一同はその、威儀の高さに位を感じて、思わず、襟を正した。

覚法の背後から、雪が、従ってきた。

相変わらず古木の杖を付いて居た。

極自然に上座に、雪と共に居並んだ。

「雲流覚法ご老師は、本来ならば、富山にある、臨済の、ご本山の管長であるのを、三日で止めて、弟子に、その座を譲られて、好きに遊戯しておられる。権威が嫌いな、ご老師らしい。亡き幸村とは、気が合って、禅の奥義を、授かった。本(心)地覚心様の、法孫なのに、変わった、名僧です。幸村亡き後のことが、心配で、陰ながら、鳳国の末のことを、案じて下さっています。私が、淀殿を退治したのは、まず、そこを筋を通せと。満座の中で、淀殿を、『妾』である、と承知させよと、策を授け、『統室』など、天皇の、資金欲しさの、咄嗟の猿知恵だと、ズバリ仰られて、世間では、通用せぬ、と申されて。しかし、淀殿の最期は哀れであった。淀殿の『残念(この世への残した思い)』を供養せよと、ご老師が申されたので、密かに、大阪城の一角に、祠を建立して、ご老師に供養して頂きました」

「ああ・・・ありがとうございまする」

孫一が礼を述べ、一同が、頭を垂れた。

「で、秀頼のこのだが、本人と話しあい、出家得度をして貰い、ご老師の、存じ寄りの禅林で、目下修行中です。行く行くは、真田の縁の者たちのために、ご老師に、開山して貰って、禅寺を建立。そこの住職にと考えています。そのまま、置けば、大助との、二頭になりかねません。双頭の生き物は、長くは生きません。これも、ご老師に教わったこと。件の奥女中は、真田の手の者、青柳は、百も承知で、あの、秀吉公の、日記の紙片を、十両で買ったのです。幸村は、そのことは、最初から知っていて、大阪城冬の陣で、神輿として全員で担いだのです。『豊臣恩顧』という神輿です。幸村は、大義の前の小義として、淀殿と、男女になって、難儀な戦さを、勝ち抜き、徳川を、完膚なきまでに斃しました。最期の家康の、足掻きが、女直族、ヌルハチと、結託しての、日本本土への、蛮族の上陸でした。これを退治した後は、自然の流れで、気がついたら、鳳国という、大きな国になっていた、と言うのが本当の所でしょう。それに、幸村と、孫一殿の、変質狂的な、機械好きが、次第に、飛んでもない武器・兵器を、生み出して、世界的な軍事力を生み出した」

「変質狂的なとは、酷いことを言う。
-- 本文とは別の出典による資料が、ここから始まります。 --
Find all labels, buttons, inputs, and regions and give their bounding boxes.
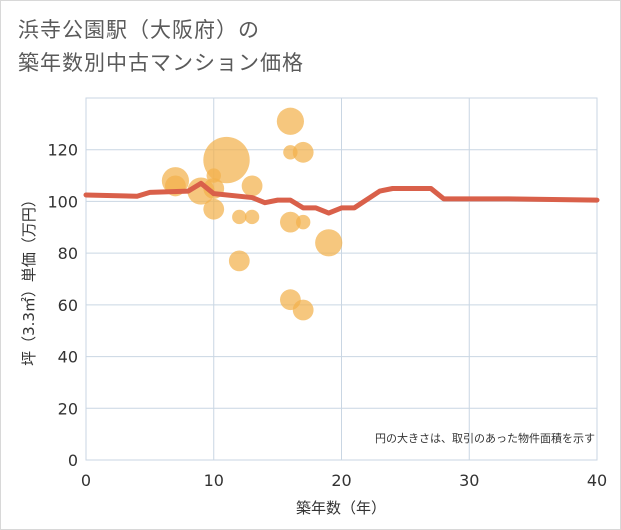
data-bubble [276,107,304,135]
data-bubble [315,229,343,257]
data-bubble [280,211,301,233]
data-bubble [241,175,263,197]
data-bubble [292,299,314,321]
tick-labels: 0 10 20 30 40 0 20 40 60 80 100 120 [47,141,607,490]
title-line-2: 築年数別中古マンション価格 [18,51,304,75]
y-tick-label: 80 [58,244,78,263]
grid-lines [85,98,597,461]
data-bubble [203,198,225,220]
data-bubble [228,250,250,272]
y-tick-label: 0 [68,451,78,470]
data-bubble [244,209,260,225]
x-tick-label: 30 [459,471,479,490]
average-price-line [83,180,600,216]
y-tick-label: 40 [58,348,78,367]
x-tick-label: 40 [587,471,607,490]
data-bubble [232,209,247,225]
x-tick-label: 20 [331,471,351,490]
y-tick-label: 100 [47,192,78,211]
x-axis-label: 築年数（年） [296,499,386,517]
y-axis-label: 坪（3.3㎡）単価（万円） [20,192,38,366]
size-annotation: 円の大きさは、取引のあった物件面積を示す [375,431,595,445]
x-tick-label: 0 [81,471,91,490]
y-tick-label: 60 [58,296,78,315]
title-line-1: 浜寺公園駅（大阪府）の [18,18,260,42]
chart-title: 浜寺公園駅（大阪府）の築年数別中古マンション価格 [18,14,304,80]
data-bubble [203,136,250,184]
data-bubble [292,141,314,163]
line-layer [83,180,600,216]
data-bubble [295,214,311,230]
y-tick-label: 120 [47,141,78,160]
y-tick-label: 20 [58,399,78,418]
x-tick-label: 10 [204,471,224,490]
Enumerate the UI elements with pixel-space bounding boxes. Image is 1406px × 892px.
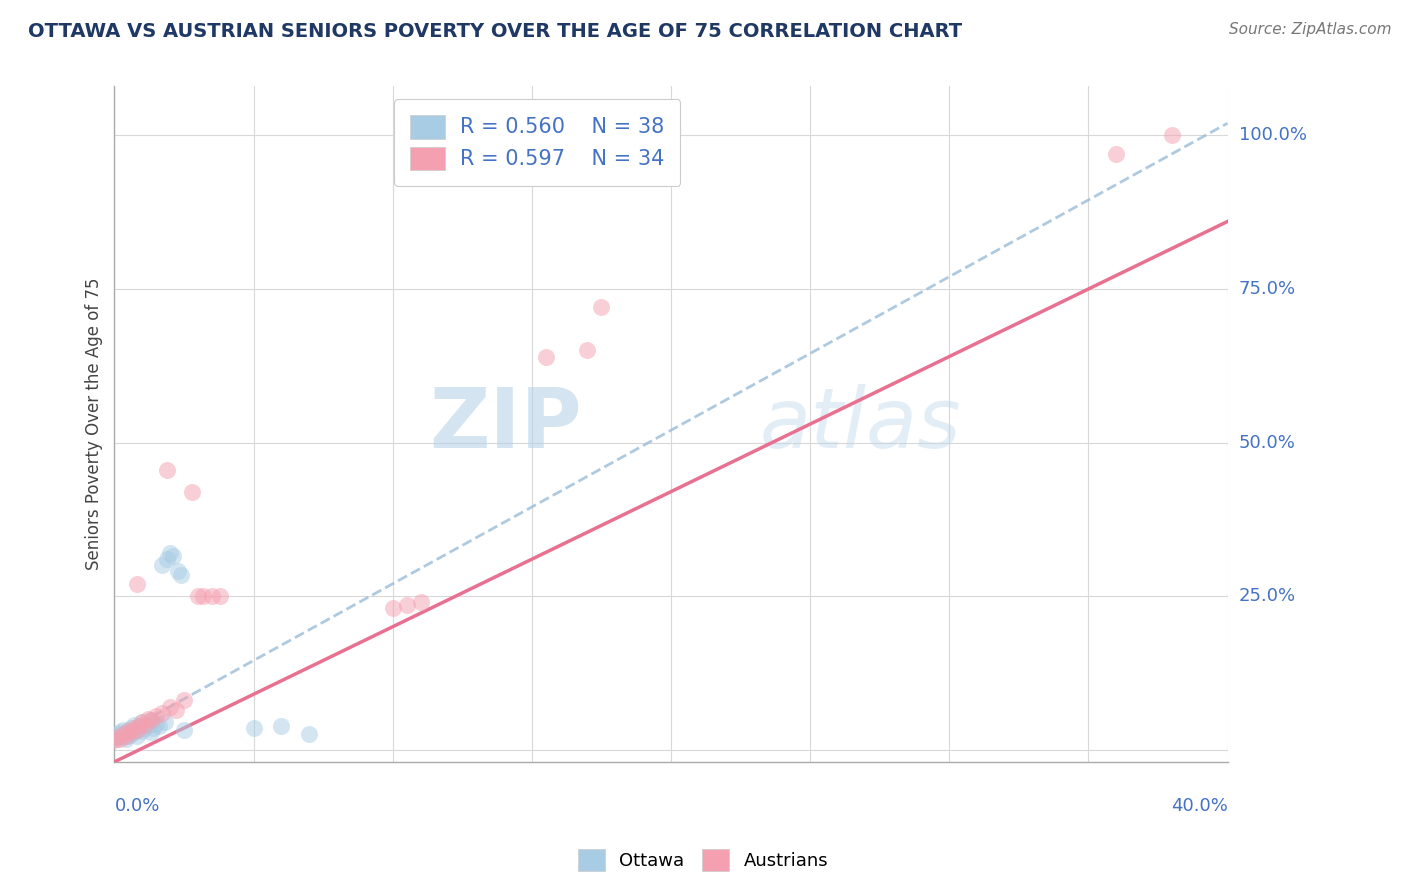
Legend: Ottawa, Austrians: Ottawa, Austrians [571,842,835,879]
Point [114,727,136,741]
Point [139,713,162,727]
Text: 50.0%: 50.0% [1239,434,1295,451]
Text: atlas: atlas [761,384,962,465]
Point [1160,128,1182,143]
Point [114,729,136,743]
Point [136,712,159,726]
Point [105,727,128,741]
Point [173,723,195,737]
Point [108,725,131,739]
Point [134,718,156,732]
Point [173,693,195,707]
Point [153,714,176,729]
Point [111,723,134,737]
Point [298,727,321,741]
Text: Source: ZipAtlas.com: Source: ZipAtlas.com [1229,22,1392,37]
Point [576,343,599,358]
Point [162,549,184,563]
Text: 75.0%: 75.0% [1239,280,1296,298]
Point [193,589,215,603]
Text: 25.0%: 25.0% [1239,587,1296,605]
Point [125,729,148,743]
Point [117,729,139,743]
Point [165,703,187,717]
Point [120,725,142,739]
Point [125,723,148,737]
Point [128,719,150,733]
Point [181,484,204,499]
Point [209,589,232,603]
Point [139,725,162,739]
Point [120,727,142,741]
Point [103,733,125,747]
Text: ZIP: ZIP [429,384,582,465]
Point [148,719,170,733]
Point [111,727,134,741]
Point [139,713,162,727]
Point [122,725,145,739]
Point [134,721,156,735]
Text: 0.0%: 0.0% [114,797,160,814]
Point [131,714,153,729]
Text: 40.0%: 40.0% [1171,797,1227,814]
Point [114,731,136,746]
Point [591,301,613,315]
Point [122,721,145,735]
Point [117,724,139,739]
Point [395,599,418,613]
Point [117,724,139,739]
Point [103,731,125,745]
Point [128,719,150,733]
Point [131,724,153,739]
Point [187,589,209,603]
Point [145,708,167,723]
Text: OTTAWA VS AUSTRIAN SENIORS POVERTY OVER THE AGE OF 75 CORRELATION CHART: OTTAWA VS AUSTRIAN SENIORS POVERTY OVER … [28,22,962,41]
Text: 100.0%: 100.0% [1239,127,1306,145]
Point [120,721,142,735]
Point [159,699,181,714]
Point [122,718,145,732]
Legend: R = 0.560    N = 38, R = 0.597    N = 34: R = 0.560 N = 38, R = 0.597 N = 34 [394,100,681,186]
Point [136,718,159,732]
Point [201,589,224,603]
Point [150,558,173,573]
Point [156,463,179,477]
Point [159,546,181,560]
Point [242,721,264,735]
Point [145,716,167,731]
Point [105,731,128,745]
Point [105,731,128,746]
Point [270,719,292,733]
Point [125,723,148,737]
Point [156,552,179,566]
Point [111,731,134,745]
Point [125,576,148,591]
Point [409,595,432,609]
Point [108,731,131,746]
Point [108,729,131,743]
Y-axis label: Seniors Poverty Over the Age of 75: Seniors Poverty Over the Age of 75 [86,277,103,570]
Point [1105,147,1128,161]
Point [381,601,404,615]
Point [131,714,153,729]
Point [534,350,557,364]
Point [170,567,193,582]
Point [150,706,173,720]
Point [142,721,165,735]
Point [167,565,190,579]
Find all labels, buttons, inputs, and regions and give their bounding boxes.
事実そうだが・・・この、九度山と、雑賀がなかったら、世界に誇る鳳国軍は、出来なかった」

「そして、武蔵殿の、これまた、変質狂的な、軍事演習、ヨーロッパでは、スパルタ教育と呼ぶそうです。本には、そう書いてあります。これで、鳳軍は、思い切り強くなった。そこえ、青柳、高梨の知恵者たち、田川、鄭の国際派、まあこれだけ、良く人材があつまったものよと思います。幸村の死後、淀派を一掃したので、豊臣色は、排除され、一枚岩になりました。ただ、これは、私も、予想していなかったことでしたが、淡島殿の、自刃は、可哀想で、夫の孫一殿には、なんと言って、お詫びしてよいか」

「・・・これも、時の渦の中でのことでしょう。儂にも止めようが無かった。まさかの出来事でした。淡島に子供がいなかったのが、不幸中の幸いでした」

「それも、大阪城内に祠を作らせて下さい。供養をしたいのです」

 と、雪が深々と頭を下げた。

「ありがとうございます」

 と孫一が答礼をした。

「ああ、さっぱりしました。今まで、心の中に溜まっていたものを、吐き出して」

 すると、武蔵が、如何にも納得したようすで、

「雪様には、飛んでもない軍師が、密かに、付いていたと言うことですね」

 と、言った。

「これからは、幸村殿の倅のために、鳳国皇帝の軍師になる」

「先ほどは、飛んでもない、失礼を仕った、幾重にも、お詫び、申し上げる」

 大助が、深々と頭を下げた。

「どうりで、一連の淀殿騒動は、調子良く言った訳だ」

「我々も、長年の胸のつかえが、取れもうした。いつまで経っても、豊臣色が付いて回っていた。それを、ずっと、辛抱していた、上帝は、凄い人物だった。常に、大義を重んじていた。太閤であり、関白で、征夷大将軍であった」

「今後は、皇帝、総統、将軍でよかろうよ。お上のことは、気にするな。日本では、太閤、関白、将軍でな。将軍の中の将軍を、大樹将軍と呼ぶのが筋だ。副将軍を、黄門将軍と呼ぶ。

そのように、なさるが良かろう。総統と将軍の兼任は、宜しくない。一皇帝、三総統、であとは将軍である。並びに提督である」

 覚法が、序列の正しさを説いた。